One reason I don’t fully trust arguments against God that revolve around the problem of evil is that I don’t have that clear an idea about what a more perfect world would look like. Sure, I can suggest some improvements to the universe. But if I were able to fundamentally mess with the way the world works, I would still have very little hope to calculate what all the unintended consequences would be.

For example, I have no idea whether I would like the opportunity to have supernatural knowledge about certain things.

Say I could pray to an appropriate deity or make a Faustian bargain with a devil to solve some problem in physics. I’d be tempted. I’ve spent half of today—one of many occasional such days—essentially gazing at the wall, getting ever more frustrated with my inability to come up with a foothold that would let me tackle a nasty mathematical problem. I need a solution, to see if some wild idea I have corresponds to any real physics or is merely crazy. If a mathematician were to come by and offer to sell me a solution, I’d immediately be checking what’s in my bank account. (Mind you, I wouldn’t be surprised if some mathematician has already done what I want. But it’s easier to reinvent the wheel sometimes than to try to find something that if it exists might be buried in an obscure mathematical journal. Especially since I’m a physicist, and mathematics is only neighboring territory, not my home ground.)

But somehow, buying that proof from a supernatural source would not be the same, even if the price was reasonable. I like the idea of science and math being a human accomplishment. Somehow it would cheapen the enterprise if when we got stuck, we would have the possibility to perform some ritual or call on some higher power, and there we have our answers.

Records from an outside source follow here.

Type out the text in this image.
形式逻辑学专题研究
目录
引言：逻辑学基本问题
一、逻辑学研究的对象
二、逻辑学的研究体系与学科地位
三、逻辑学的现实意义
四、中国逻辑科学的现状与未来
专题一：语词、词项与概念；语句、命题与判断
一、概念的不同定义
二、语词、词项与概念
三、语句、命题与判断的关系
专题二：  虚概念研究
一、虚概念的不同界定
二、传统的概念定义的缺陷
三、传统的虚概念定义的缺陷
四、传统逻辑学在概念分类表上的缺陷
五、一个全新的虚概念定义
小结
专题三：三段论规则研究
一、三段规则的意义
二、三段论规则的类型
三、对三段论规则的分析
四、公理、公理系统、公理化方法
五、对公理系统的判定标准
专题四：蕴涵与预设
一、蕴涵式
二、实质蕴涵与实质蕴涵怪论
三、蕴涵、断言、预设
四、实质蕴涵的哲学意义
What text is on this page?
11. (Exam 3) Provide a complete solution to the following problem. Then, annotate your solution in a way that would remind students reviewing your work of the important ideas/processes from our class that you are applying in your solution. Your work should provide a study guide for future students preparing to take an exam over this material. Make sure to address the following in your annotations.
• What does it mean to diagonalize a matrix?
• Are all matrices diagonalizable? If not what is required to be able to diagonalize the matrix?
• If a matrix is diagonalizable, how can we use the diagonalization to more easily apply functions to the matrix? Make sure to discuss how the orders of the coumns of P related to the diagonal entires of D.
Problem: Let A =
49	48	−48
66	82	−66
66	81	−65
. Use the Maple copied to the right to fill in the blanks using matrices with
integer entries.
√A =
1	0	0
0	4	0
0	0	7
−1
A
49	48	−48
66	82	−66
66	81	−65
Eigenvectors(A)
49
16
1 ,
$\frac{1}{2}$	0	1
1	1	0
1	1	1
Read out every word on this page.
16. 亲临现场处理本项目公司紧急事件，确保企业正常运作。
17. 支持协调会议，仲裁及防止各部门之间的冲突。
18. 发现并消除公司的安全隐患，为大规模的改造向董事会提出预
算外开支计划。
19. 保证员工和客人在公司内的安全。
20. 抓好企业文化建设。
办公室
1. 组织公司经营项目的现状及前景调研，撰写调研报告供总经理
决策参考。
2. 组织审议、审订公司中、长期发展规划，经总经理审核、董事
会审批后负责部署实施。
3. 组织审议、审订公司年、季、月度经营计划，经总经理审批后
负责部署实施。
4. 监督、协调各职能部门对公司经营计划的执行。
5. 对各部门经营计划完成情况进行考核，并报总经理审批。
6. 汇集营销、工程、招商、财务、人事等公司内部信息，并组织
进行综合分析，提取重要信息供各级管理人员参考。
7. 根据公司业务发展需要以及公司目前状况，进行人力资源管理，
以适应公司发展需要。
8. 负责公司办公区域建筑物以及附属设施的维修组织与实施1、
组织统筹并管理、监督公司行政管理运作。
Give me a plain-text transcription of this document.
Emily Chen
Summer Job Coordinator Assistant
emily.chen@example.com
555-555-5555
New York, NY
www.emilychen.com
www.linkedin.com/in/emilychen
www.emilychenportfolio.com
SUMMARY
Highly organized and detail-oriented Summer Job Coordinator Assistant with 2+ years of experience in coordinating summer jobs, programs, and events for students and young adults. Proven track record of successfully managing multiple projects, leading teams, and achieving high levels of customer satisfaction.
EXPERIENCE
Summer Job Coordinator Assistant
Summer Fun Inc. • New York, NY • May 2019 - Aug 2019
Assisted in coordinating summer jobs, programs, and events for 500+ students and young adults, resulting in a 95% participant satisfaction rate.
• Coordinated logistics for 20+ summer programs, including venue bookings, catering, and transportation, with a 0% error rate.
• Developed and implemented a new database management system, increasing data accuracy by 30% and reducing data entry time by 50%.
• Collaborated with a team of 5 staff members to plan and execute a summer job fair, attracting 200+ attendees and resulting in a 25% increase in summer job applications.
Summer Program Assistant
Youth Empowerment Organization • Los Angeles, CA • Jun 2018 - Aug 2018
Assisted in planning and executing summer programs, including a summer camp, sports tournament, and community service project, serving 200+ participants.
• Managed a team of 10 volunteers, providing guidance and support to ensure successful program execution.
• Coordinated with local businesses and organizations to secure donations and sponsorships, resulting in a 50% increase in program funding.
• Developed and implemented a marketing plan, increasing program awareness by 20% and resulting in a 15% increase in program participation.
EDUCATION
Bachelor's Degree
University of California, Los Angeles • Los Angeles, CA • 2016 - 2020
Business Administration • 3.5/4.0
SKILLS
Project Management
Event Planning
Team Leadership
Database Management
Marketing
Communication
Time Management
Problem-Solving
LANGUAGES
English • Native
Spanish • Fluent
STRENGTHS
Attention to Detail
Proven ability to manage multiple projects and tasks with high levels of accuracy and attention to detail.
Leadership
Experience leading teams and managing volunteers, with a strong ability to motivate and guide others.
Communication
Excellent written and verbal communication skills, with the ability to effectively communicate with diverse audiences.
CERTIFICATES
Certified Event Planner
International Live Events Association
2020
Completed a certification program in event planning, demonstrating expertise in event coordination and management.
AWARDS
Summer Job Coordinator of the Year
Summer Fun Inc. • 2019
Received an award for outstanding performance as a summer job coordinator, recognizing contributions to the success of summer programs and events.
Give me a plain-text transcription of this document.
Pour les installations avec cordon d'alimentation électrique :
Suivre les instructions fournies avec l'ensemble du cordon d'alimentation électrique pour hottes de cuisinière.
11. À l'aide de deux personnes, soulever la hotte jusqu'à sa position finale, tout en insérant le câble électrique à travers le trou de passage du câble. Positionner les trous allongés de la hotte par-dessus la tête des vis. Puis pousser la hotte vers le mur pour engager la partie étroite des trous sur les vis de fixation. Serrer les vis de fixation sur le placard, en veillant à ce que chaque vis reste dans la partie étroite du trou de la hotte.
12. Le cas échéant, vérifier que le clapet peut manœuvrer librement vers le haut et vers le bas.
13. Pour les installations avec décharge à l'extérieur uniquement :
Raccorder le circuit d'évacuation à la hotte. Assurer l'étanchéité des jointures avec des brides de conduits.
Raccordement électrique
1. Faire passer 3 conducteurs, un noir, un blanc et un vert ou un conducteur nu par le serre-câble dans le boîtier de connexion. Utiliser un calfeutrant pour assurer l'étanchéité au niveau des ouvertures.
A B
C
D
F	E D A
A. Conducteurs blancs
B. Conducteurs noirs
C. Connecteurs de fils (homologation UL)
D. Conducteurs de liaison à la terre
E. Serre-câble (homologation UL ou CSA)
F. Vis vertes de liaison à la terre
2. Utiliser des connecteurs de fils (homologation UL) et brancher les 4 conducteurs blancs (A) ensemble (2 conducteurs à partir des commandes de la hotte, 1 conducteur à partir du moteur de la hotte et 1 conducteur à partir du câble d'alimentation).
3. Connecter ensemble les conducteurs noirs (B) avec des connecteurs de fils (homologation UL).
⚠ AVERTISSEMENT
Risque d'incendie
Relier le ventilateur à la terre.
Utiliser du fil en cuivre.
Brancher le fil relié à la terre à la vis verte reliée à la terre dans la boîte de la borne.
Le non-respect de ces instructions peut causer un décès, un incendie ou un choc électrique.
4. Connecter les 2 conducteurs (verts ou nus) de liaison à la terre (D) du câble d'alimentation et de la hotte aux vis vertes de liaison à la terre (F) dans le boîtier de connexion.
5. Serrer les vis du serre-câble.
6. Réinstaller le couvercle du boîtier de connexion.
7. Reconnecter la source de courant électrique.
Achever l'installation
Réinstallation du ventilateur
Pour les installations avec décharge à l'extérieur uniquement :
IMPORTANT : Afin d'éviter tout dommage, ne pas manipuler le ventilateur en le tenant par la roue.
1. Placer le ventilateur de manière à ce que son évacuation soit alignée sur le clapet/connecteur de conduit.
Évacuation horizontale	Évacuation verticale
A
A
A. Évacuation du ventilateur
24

And maybe something similar goes for other possibilities for divine intervention as well. In many cases, we’d get what we want, but somehow it would be cheapened. Mind you, if I had cancer, and a faith healer could cure me, I wouldn’t be griping about how it would be more satisfying if human medicine would have saved me.

In other words, when speaking of divine intervention improving the world, I find that I am of two minds, confused, ambivalent. I begin to think that when a theologian wants to block the force of the problem of evil, the best move they can make is to point out the limitations of our knowledge. It’s taking refuge in obscurity, to be sure. But in this case, at least some of the fog seems to be real.